Polyatomic London Dispersion Forces and NMR Gas to Liquid Chemical Shifts

Abstract

One of the most recent attempts to characterize inter-molecular dispersion forces is due to Homer and Percival, who used a modified Onsager-type reaction field approach coupled with the "buffeting" theory which accounts for the intimate effects of molecular encounters. In this thesis their overall approach is evaluated and compared with the theories of other workers that have been used to characterize NMR gas-to-solution chemical shifts. It is shown that an extended "buffeting" concept, based on their approach, renders the reaction field part of their theorem obsolete. A completely novel generalized expression for London dispersion forces is deduced by accounting for all the inter-molecular atom-atom dispersion interactions. In arriving at this expression three fundamental problems are resolved. First, a general order relationship between the mean squares of the fluctuating input and output of any system is derived to permit transformation of electrostatic expressions to electrodynamic situations. Second, a novel method is presented for characterizing the ionization potentials and polarizabilities of bonded atoms in terms of the corresponding properties of the appropriate inert atoms.

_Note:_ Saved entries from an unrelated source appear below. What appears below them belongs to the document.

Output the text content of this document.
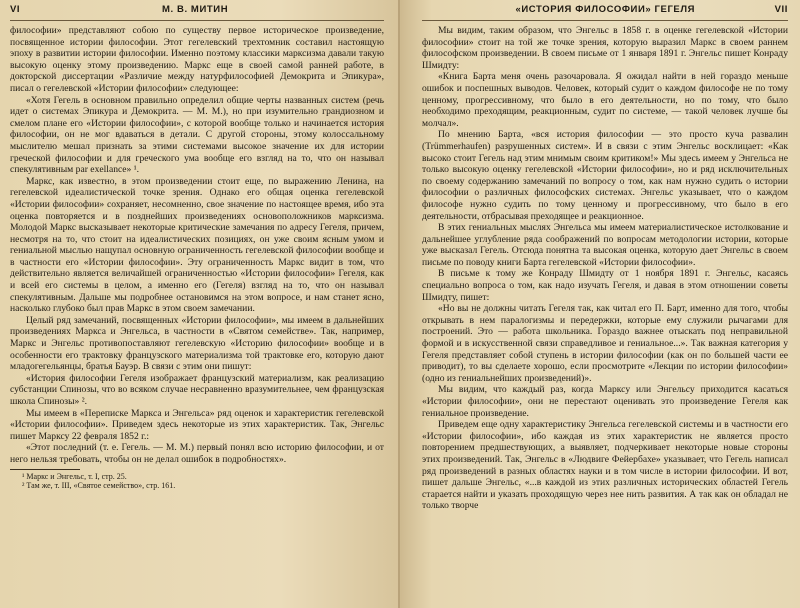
VI	М. В. МИТИН

философии» представляют собою по существу первое историческое произведение, посвященное истории философии. Этот гегелевский трехтомник составил настоящую эпоху в развитии истории философии. Именно поэтому классики марксизма давали такую высокую оценку этому произведению. Маркс еще в своей самой ранней работе, в докторской диссертации «Различие между натурфилософией Демокрита и Эпикура», писал о гегелевской «Истории философии» следующее:

«Хотя Гегель в основном правильно определил общие черты названных систем (речь идет о системах Эпикура и Демокрита. — М. М.), но при изумительно грандиозном и смелом плане его «Истории философии», с которой вообще только и начинается история философии, он не мог вдаваться в детали. С другой стороны, этому колоссальному мыслителю мешал признать за этими системами высокое значение их для истории греческой философии и для греческого ума вообще его взгляд на то, что он называл спекулятивным par exellance» ¹.

Маркс, как известно, в этом произведении стоит еще, по выражению Ленина, на гегелевской идеалистической точке зрения. Однако его общая оценка гегелевской «Истории философии» сохраняет, несомненно, свое значение по настоящее время, ибо эта оценка повторяется и в позднейших произведениях основоположников марксизма. Молодой Маркс высказывает некоторые критические замечания по адресу Гегеля, причем, несмотря на то, что стоит на идеалистических позициях, он уже своим ясным умом и гениальной мыслью нащупал основную ограниченность гегелевской философии вообще и в частности его «Истории философии». Эту ограниченность Маркс видит в том, что действительно является величайшей ограниченностью «Истории философии» Гегеля, как и всей его системы в целом, а именно его (Гегеля) взгляд на то, что он называл спекулятивным. Дальше мы подробнее остановимся на этом вопросе, и нам станет ясно, насколько глубоко был прав Маркс в этом своем замечании.

Целый ряд замечаний, посвященных «Истории философии», мы имеем в дальнейших произведениях Маркса и Энгельса, в частности в «Святом семействе». Так, например, Маркс и Энгельс противопоставляют гегелевскую «Историю философии» вообще и в особенности его трактовку французского материализма той трактовке его, которую дают младогегельянцы, братья Бауэр. В связи с этим они пишут:

«История философии Гегеля изображает французский материализм, как реализацию субстанции Спинозы, что во всяком случае несравненно вразумительнее, чем французская школа Спинозы» ².

Мы имеем в «Переписке Маркса и Энгельса» ряд оценок и характеристик гегелевской «Истории философии». Приведем здесь некоторые из этих характеристик. Так, Энгельс пишет Марксу 22 февраля 1852 г.:

«Этот последний (т. е. Гегель. — М. М.) первый понял всю историю философии, и от него нельзя требовать, чтобы он не делал ошибок в подробностях».

¹ Маркс и Энгельс, т. I, стр. 25.

² Там же, т. III, «Святое семейство», стр. 161.

«ИСТОРИЯ ФИЛОСОФИИ» ГЕГЕЛЯ	VII

Мы видим, таким образом, что Энгельс в 1858 г. в оценке гегелевской «Истории философии» стоит на той же точке зрения, которую выразил Маркс в своем раннем философском произведении. В своем письме от 1 января 1891 г. Энгельс пишет Конраду Шмидту:

«Книга Барта меня очень разочаровала. Я ожидал найти в ней гораздо меньше ошибок и поспешных выводов. Человек, который судит о каждом философе не по тому ценному, прогрессивному, что было в его деятельности, но по тому, что было необходимо преходящим, реакционным, судит по системе, — такой человек лучше бы молчал».

По мнению Барта, «вся история философии — это просто куча развалин (Trümmerhaufen) разрушенных систем». И в связи с этим Энгельс восклицает: «Как высоко стоит Гегель над этим мнимым своим критиком!» Мы здесь имеем у Энгельса не только высокую оценку гегелевской «Истории философии», но и ряд исключительных по своему содержанию замечаний по вопросу о том, как нам нужно судить о истории философии о различных философских системах. Энгельс указывает, что о каждом философе нужно судить по тому ценному и прогрессивному, что было в его деятельности, отбрасывая преходящее и реакционное.

В этих гениальных мыслях Энгельса мы имеем материалистическое истолкование и дальнейшее углубление ряда соображений по вопросам методологии истории, которые уже высказал Гегель. Отсюда понятна та высокая оценка, которую дает Энгельс в своем письме по поводу книги Барта гегелевской «Истории философии».

В письме к тому же Конраду Шмидту от 1 ноября 1891 г. Энгельс, касаясь специально вопроса о том, как надо изучать Гегеля, и давая в этом отношении советы Шмидту, пишет:

«Но вы не должны читать Гегеля так, как читал его П. Барт, именно для того, чтобы открывать в нем паралогизмы и передержки, которые ему служили рычагами для построений. Это — работа школьника. Гораздо важнее отыскать под неправильной формой и в искусственной связи справедливое и гениальное...». Так важная категория у Гегеля представляет собой ступень в истории философии (как он по большей части ее приводит), то вы сделаете хорошо, если просмотрите «Лекции по истории философии» (одно из гениальнейших произведений)».

Мы видим, что каждый раз, когда Марксу или Энгельсу приходится касаться «Истории философии», они не перестают оценивать это произведение Гегеля как гениальное произведение.

Приведем еще одну характеристику Энгельса гегелевской системы и в частности его «Истории философии», ибо каждая из этих характеристик не является просто повторением предшествующих, а выявляет, подчеркивает некоторые новые стороны этих произведений. Так, Энгельс в «Людвиге Фейербахе» указывает, что Гегель написал ряд произведений в разных областях науки и в том числе в истории философии. И вот, пишет дальше Энгельс, «...в каждой из этих различных исторических областей Гегель старается найти и указать проходящую через нее нить развития. А так как он обладал не только творче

Third, the average of the inverse-sixth-power of the inter-molecular atomic separation that governs dispersion forces is evaluated for molecules that are subject to random thermal motion in the liquid state; the explicit analytical expression so obtained is confirmed by the MONTE CARLO technique. The principles implicit in resolving the three stated problems are embodied in a theorem that enables the characterization of polyatomic inter-molecular mean-square fluctuating fields and the corresponding potential energies. The resulting equations are tested exhaustively and shown to enable the precise characterizations of NMR gas-to-solution shifts and latent heats of vaporization. Moreover, the equations are used to explain the relative solubilities of various gases in selected solvents and the corresponding activity coefficients. The limitations of the general approach to slowly rotating large molecules are recognized and evidence is given for the fact that for this type of molecules the inter-molecular potentials can be calculated using a simple solute~(solvent) atom additivity principle.